P3074 - The Importance of Genetic Testing in a Case of Oral Contraceptive Induced Jaundice as First Manifestation of Benign Recurrent Intrahepatic Cholestasis
Robert Wood Johnson Medical School, Rutgers University New Brunswick, NJ
Award: Presidential Poster Award
Nishali Shah, MD, Meghana Ghattu, MD, Alexander T. Lalos, MD, Rachel Hudacko, MD Robert Wood Johnson Medical School, Rutgers University, New Brunswick, NJ
Introduction: Benign recurrent intrahepatic cholestasis (BRIC) is a rare cause of episodic and non-progressive cholestatic liver injury. We report a case of BRIC that was triggered by oral contraceptive pills.
Case Description/Methods: A 19-year-old female with no medical history presented with one-week of jaundice, pruritus, and abdominal pain. Six months prior she had started estrogen containing oral contraceptive pills (OCPs). Labs revealed markedly elevated bilirubin with elevated transaminases and alkaline phosphatase, and normal gamma-glutamyltransferase (GGT). Additional serologic workup was unremarkable and all abdominal imaging was normal. Liver biopsy revealed diffuse cholestasis with few foci of lobular inflammation (Figure 1). She was diagnosed with a cholestatic drug-induced liver injury secondary to OCPs. The normal GGT raised the possibility of BRIC. Genetic testing revealed a heterozygous variant of the ABCB11 gene known to be associated with BRIC. OCPs were discontinued and she was treated with ursodiol and rifampicin. Symptoms and lab abnormalities resolved over the following two months. Months later the patient developed a second episode of jaundice that resolved spontaneously.
Discussion: BRIC presents as recurrent episodes of cholestasis without progressive liver damage which can last weeks to months.¹ During episodes, patients have elevated transaminases and bilirubin but notably normal GGT levels.² BRIC in most cases is now known to be associated with mutations in the ABCB11 gene, which encodes for the bile acid secretion pump protein. Patients with an underlying mutation often have a trigger associated with development of cholestasis such as infection or estrogen exposure, including pregnancy.³ Increased levels of estrogen decrease fluidity of hepatocyte lipid membranes and disrupt Na+/K+ ATPase and ATP-dependent bile acid secretion pump activity.³ In this case, a patient with an underlying ABCB11 mutation developed cholestasis with exposure to estrogen. We aim to heighten awareness of BRIC and the role of genetic testing in patients with cholestatic liver injury after OCP initiation, as it may guide risk of ongoing hormonal OCP use or pregnancy.
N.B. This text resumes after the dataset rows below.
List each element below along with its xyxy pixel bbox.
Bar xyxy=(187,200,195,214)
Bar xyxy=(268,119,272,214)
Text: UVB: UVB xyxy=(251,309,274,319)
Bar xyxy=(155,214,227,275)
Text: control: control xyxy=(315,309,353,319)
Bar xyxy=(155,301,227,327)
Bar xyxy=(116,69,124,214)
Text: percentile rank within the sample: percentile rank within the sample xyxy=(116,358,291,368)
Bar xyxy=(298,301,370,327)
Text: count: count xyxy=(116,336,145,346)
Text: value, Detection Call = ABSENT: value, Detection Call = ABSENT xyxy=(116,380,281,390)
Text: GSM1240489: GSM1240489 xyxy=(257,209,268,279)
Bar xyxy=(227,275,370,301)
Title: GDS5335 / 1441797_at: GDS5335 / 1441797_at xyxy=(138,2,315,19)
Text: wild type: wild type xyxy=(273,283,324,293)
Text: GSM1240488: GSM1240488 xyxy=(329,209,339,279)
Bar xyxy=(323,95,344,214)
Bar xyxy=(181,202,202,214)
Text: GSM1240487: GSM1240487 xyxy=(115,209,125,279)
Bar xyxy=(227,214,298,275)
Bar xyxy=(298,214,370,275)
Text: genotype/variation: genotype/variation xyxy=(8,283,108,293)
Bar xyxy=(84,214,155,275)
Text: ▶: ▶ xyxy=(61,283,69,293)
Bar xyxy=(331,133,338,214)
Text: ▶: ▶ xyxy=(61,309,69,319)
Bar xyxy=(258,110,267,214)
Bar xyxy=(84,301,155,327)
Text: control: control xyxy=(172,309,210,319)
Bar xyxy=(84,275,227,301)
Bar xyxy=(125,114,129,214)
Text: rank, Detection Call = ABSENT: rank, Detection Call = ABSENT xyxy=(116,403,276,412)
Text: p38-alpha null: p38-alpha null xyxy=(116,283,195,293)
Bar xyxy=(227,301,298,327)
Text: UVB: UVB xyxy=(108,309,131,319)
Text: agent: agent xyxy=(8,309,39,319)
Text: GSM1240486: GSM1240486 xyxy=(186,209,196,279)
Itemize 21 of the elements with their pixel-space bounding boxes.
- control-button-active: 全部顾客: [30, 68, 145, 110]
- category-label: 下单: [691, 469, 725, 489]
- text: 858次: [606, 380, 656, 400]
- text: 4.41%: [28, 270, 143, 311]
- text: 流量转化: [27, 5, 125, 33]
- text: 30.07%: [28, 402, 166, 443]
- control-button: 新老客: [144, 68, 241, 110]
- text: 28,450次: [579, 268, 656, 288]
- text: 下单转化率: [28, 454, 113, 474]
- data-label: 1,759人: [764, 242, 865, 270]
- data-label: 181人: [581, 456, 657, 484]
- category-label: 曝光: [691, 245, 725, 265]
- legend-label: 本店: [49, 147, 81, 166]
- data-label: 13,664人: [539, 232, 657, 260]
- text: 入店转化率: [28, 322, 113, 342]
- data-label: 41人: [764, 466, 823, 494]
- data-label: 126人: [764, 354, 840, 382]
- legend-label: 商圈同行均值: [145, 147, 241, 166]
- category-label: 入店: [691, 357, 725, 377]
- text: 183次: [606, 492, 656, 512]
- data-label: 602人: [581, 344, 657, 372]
van Mil et al. “BRIC T2 is caused by mutations in ABCB11.” Gastro. 127,2 (2004): 379-84.
Geladari EV et al.: “BRIC: Where Are We Now? Gastro Insights 15,1 (2024):156-167.
Schreiber, AJ et al.. “Estrogen-induced cholestasis: clues to pathogenesis and treatment.” Hepatology 3,4 (1983): 607-13.
Figure: Figure 1. Hematoxylin and Eosin (H&E) staining of liver demonstrating diffuse cholestasis with few foci of lobular inflammation.
Disclosures:
Nishali Shah indicated no relevant financial relationships.
Meghana Ghattu indicated no relevant financial relationships.
Alexander Lalos indicated no relevant financial relationships.
Rachel Hudacko indicated no relevant financial relationships.
Nishali Shah, MD, Meghana Ghattu, MD, Alexander T. Lalos, MD, Rachel Hudacko, MD. P3074 - The Importance of Genetic Testing in a Case of Oral Contraceptive Induced Jaundice as First Manifestation of Benign Recurrent Intrahepatic Cholestasis, ACG 2024 Annual Scientific Meeting Abstracts. Philadelphia, PA: American College of Gastroenterology.